Facebook wollte in einem Experiment herausfinden, ob der emotionale Gehalt einer Nachricht die Leser beeinflusst. Voraussetzung für das Experiment: Die Forscher mussten zuerst die Nachrichten von 690'000 Benützern mit Hilfe von Computern auf Gefühle hin untersuchen.
Das Wörterbuch der Emotionen
Im Zentrum steht ein Wörterbuch mit etwa 2000 Einträgen, die von Probanden bewertet wurden. Allen Begriffen in der Liste wurde ein Wert auf einer Emotions-Skala zugewiesen, je nach dem wie stark negativ oder positiv das Wort wirkt. «Lieben» und «schön» sind Beispiele für positive besetzte Ausdrücke. Um den Emotionsgehalt eines Textes zu eruieren, sucht die Software nun nach Begriffen aus dem Wörterbuch und berechnet dann einen Gesamtwert.
Komplexe Realität
Doch dieses Vorgehen alleine reicht in der Praxis nicht aus. Die Software muss noch mehr können: Was, wenn in einem Text Tippfehler enthalten sind oder der Verfasser sich nicht an die konventionelle Orthographie hält? Beides ist bei Texten, die in Foren oder auf sozialen Netzwerken veröffentlicht werden, keine Seltenheit. Und auch mit sturem Nachschlagen von einzelnen Worten aus dem Emotionen-Lexikon verpasst die Software so einiges – eine Negation zum Beispiel («nicht schön») oder eine Modifikation («soooo gut!»).

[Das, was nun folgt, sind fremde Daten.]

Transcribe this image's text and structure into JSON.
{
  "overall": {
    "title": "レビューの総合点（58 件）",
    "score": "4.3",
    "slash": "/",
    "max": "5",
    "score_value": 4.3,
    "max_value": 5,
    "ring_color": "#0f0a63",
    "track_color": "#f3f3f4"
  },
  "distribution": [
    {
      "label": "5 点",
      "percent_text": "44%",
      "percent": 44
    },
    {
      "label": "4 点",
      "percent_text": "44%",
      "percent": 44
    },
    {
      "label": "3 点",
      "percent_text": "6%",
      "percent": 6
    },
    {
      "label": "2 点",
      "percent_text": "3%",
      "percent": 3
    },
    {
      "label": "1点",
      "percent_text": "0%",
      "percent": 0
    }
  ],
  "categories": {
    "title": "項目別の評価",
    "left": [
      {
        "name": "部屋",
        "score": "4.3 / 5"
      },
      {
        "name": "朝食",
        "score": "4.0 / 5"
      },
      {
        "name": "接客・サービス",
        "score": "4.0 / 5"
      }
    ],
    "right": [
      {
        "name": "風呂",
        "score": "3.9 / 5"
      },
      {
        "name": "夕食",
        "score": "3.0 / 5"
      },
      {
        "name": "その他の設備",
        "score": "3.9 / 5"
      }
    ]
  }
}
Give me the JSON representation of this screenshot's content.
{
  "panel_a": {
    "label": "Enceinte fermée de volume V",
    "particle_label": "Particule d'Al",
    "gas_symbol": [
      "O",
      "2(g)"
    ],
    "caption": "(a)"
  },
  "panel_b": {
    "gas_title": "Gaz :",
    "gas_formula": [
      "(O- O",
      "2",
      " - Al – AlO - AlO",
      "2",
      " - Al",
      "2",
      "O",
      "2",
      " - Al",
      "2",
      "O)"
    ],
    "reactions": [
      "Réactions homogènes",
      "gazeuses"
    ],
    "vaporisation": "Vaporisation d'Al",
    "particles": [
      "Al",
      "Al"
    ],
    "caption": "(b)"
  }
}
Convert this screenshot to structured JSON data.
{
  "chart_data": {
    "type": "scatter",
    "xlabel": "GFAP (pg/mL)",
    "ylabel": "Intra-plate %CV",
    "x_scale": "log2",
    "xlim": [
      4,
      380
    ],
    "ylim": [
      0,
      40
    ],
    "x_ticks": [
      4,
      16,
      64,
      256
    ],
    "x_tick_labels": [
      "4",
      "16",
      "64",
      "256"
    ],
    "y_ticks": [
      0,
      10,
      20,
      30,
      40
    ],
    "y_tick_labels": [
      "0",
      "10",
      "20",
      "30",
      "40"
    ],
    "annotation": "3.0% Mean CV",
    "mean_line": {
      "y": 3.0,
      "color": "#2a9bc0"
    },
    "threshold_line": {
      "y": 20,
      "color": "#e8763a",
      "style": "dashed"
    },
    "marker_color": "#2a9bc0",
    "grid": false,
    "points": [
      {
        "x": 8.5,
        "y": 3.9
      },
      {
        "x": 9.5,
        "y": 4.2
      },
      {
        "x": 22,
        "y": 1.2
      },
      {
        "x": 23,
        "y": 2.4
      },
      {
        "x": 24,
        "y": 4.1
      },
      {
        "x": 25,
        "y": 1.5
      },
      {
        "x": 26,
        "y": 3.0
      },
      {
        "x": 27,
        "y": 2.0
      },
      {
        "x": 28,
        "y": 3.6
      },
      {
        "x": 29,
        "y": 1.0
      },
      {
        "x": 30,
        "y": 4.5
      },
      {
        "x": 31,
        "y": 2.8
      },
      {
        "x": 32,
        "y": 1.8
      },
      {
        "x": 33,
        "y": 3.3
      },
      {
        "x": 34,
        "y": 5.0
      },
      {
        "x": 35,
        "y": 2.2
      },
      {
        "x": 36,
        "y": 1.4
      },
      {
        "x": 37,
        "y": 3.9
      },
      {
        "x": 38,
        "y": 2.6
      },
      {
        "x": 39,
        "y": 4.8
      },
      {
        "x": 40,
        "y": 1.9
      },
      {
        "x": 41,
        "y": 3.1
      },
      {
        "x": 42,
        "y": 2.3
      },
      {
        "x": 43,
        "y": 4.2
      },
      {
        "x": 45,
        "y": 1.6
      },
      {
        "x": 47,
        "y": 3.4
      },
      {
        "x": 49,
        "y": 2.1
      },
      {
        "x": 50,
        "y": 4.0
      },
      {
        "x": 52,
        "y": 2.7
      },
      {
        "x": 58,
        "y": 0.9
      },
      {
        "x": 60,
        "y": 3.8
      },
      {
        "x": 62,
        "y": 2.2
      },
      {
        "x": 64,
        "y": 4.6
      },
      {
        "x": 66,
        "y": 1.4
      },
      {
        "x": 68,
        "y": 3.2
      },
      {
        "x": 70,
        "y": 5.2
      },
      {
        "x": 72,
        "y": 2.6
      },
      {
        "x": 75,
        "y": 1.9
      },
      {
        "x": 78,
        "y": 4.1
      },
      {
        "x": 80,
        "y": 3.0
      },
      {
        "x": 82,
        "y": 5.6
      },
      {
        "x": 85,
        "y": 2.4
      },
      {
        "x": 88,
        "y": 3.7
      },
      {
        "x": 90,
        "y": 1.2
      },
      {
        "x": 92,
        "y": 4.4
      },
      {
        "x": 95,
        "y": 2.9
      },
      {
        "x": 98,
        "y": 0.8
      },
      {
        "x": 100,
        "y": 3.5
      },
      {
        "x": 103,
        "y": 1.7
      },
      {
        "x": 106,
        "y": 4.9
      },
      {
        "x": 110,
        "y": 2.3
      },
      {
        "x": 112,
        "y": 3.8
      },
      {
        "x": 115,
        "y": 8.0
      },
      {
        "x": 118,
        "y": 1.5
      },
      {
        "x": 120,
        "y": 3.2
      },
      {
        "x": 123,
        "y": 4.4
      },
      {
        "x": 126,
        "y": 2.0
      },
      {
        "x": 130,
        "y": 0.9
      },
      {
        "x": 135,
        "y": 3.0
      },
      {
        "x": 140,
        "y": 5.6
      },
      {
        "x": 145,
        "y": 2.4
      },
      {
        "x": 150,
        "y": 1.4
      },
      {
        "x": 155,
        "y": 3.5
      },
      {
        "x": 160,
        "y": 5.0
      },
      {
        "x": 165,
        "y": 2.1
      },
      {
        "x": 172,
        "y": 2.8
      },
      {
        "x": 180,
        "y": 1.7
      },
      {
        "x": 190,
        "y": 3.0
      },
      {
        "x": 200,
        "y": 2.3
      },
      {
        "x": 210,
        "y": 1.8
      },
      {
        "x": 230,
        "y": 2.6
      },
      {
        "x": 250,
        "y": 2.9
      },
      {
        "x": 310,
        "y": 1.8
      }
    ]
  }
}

Viel Gefühl steckt auch in den Emoticons – den beliebten Piktogrammen, die aus Sonderzeichen zusammengesetzt werden. Für all diese Probleme gibt es aber Lösungen, die in fortgeschrittenen Software-Paketen für die sogenannte Sentiment-Analyse zum Einsatz kommen.
Sentiment-Analyse ist nicht neu
Analysiert wird auf diese Weise schon seit mehreren Jahren was das Zeug hält: Bei der Oscar-Verleihung 2012 verfolgten die Forscher des in Kalifornien ansässigen Annenberg Innovation Lab in Echtzeit, wie viele Zuschauer sich über Twitter gerade zu dem Anlass äussern. Es entstand eine Art Fieberkurve, an der sich der Verlauf der Veranstaltung ablesen lässt: Entblösst Angelina Jolie ihr Bein, so schnellt die Kurve in die Höhe und als klar wird, dass Meryl Streep ihren dritten Oskar gewinnt, erreicht sie ihren Höhepunkt.
Doch nicht nur die Zahl der Tweets interessiert die Forscher, auch die Haltung, die in den Texten steckt. So konnten sie nachweisen, dass die Hälfte der Zuschauer enttäuscht waren von der Wahl Streeps.
Reden ist Gold
Die Sentiment-Analyse verwandelt das Internet in eine Goldmine für die Meinungsforscher. Die Wissenschafter am Annenberg Innovation Lab etwa verfolgen und analysieren für zwei Hollywood Studios laufend die Twitter Nachrichten zu den aktuellen Film-Produktionen der beiden Studios.
Aus den Kurznachrichten geht hervor, wie heftig über einen Film diskutiert wird und ob die positiven oder negativen Meinungen überwiegen. So wird auch nachvollziehbar, wie sich eine Werbekampagne auswirkt. Beispiel: Zwei Tage nachdem Dreamworks 20 Millionen Dollar in eine TV-Werbekampagne für den Film «Arthur Christmas» gesteckt hat, wird aus den Tweets ersichtlich, dass die Kampagne ein Erfolg ist. Hatten sich zuvor etwa 80 Prozent negativ über den Film geäussert, so sind es danach weniger als 20 Prozent.
«Das ist erst der Anfang der Sentiment-Analyse. Sie wird in Zukunft das wesentliche Instrument für die Marketingleiter» sagt Jonathan Taplin , Direktor des Annenberg Innovation Lab. Er ist überzeugt, dass die Möglichkeiten der Sentiment-Analyse die Unterhaltungsindustrie revolutionieren werden: Sein Institut kann für jede TV-Sendung eine Fieberkurve zeichnen, aus der sich in Echtzeit die Einstellung der Zuschauer ablesen lässt wie in der Oskar-Nacht.
Web 2.0 bietet grosses Potential für Wissenschafter und Marketing-Spezialisten: Im Internet der sozialen Netzwerke und Foren kann sich jeder zu allem äussern, leistungsfähige Computer können in Echtzeit Stimmungen aus diesen Texten extrahieren. Der nächste Schritt: Berechnung von Prognosen aufgrund dieser Bestandsaufnahmen mit einer Genauigkeit, die bis jetzt unmöglich war.